2ª Seção fixou tese vinculante, aplicando prazo prescricional de cinco anos do CDC às ações contra a Vale

Redação POLITICA.NEWS20 de ago. de 2026 · 17h322 acessos📲 Enviar no WhatsApp
STJ decide: atingidos por Brumadinho são consumidores por equiparação
Reprodução: conjur.com.br

A 2ª Seção do Superior Tribunal de Justiça decidiu nesta quinta (20/8) que os atingidos pelo rompimento da barragem da Mina do Córrego do Feijão, em Brumadinho (MG), são consumidores por equiparação.
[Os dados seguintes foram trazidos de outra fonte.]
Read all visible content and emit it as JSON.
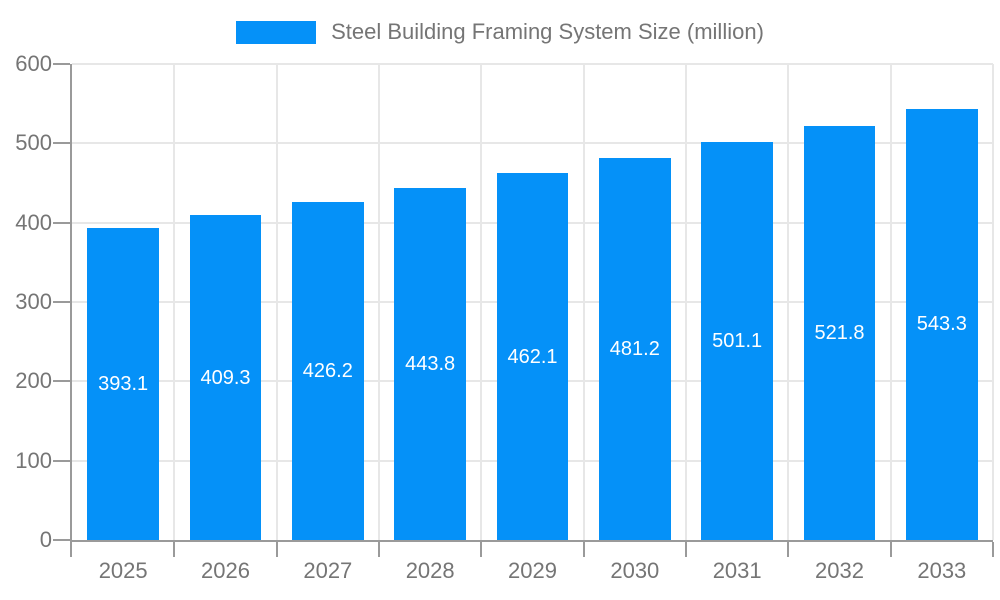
{
  "legend": {
    "title": "Steel Building Framing System Size (million)"
  },
  "chart_data": {
    "type": "bar",
    "title": "Steel Building Framing System Size (million)",
    "categories": [
      "2025",
      "2026",
      "2027",
      "2028",
      "2029",
      "2030",
      "2031",
      "2032",
      "2033"
    ],
    "values": [
      393.1,
      409.3,
      426.2,
      443.8,
      462.1,
      481.2,
      501.1,
      521.8,
      543.3
    ],
    "value_labels": [
      "393.1",
      "409.3",
      "426.2",
      "443.8",
      "462.1",
      "481.2",
      "501.1",
      "521.8",
      "543.3"
    ],
    "xlabel": "",
    "ylabel": "",
    "ylim": [
      0,
      600
    ],
    "yticks": [
      0,
      100,
      200,
      300,
      400,
      500,
      600
    ],
    "grid": true,
    "legend_position": "top-center",
    "colors": {
      "bar": "#0591f8",
      "axis_line": "#9a9a9a",
      "gridline": "#e7e7e7",
      "axis_text": "#757575",
      "value_text": "#ffffff",
      "background": "#ffffff"
    }
  }
}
A definição permite aplicar o prazo prescricional de cinco anos do artigo 27 do Código de Defesa do Consumidor às ações indenizatórias contra a Vale, em vez dos três anos do artigo 206, inciso V, do Código Civil.

A votação foi unânime, acompanhando o relator, ministro Moura Ribeiro, no julgamento do Tema 1.280 dos recursos repetitivos.

Com a tese vinculante aprovada, voltam a tramitar todos os processos pendentes sobre o desastre de 2019 para aplicação da posição firmada pelo STJ.

O tribunal aprovou a tese: É aplicável o instituto jurídico do consumidor por equiparação às ações indenizatórias decorrentes do desastre ambiental ocorrido em Brumadinho e, consequentemente, o cômputo do prazo prescricional de 5 anos previsto no artigo 27 do Código de Defesa do Consumidor.

O julgamento reuniu os recursos REsp 2.124.701, REsp 2.124.713 e REsp 2.124.717, que serviram para fixar o precedente.

Em 2022 a 2ª Seção já havia considerado consumidores por equiparação moradores de Passo Fundo (RS) afetados por poluição de uma empresa de aves, cenário citado pelo relator ao formar o voto.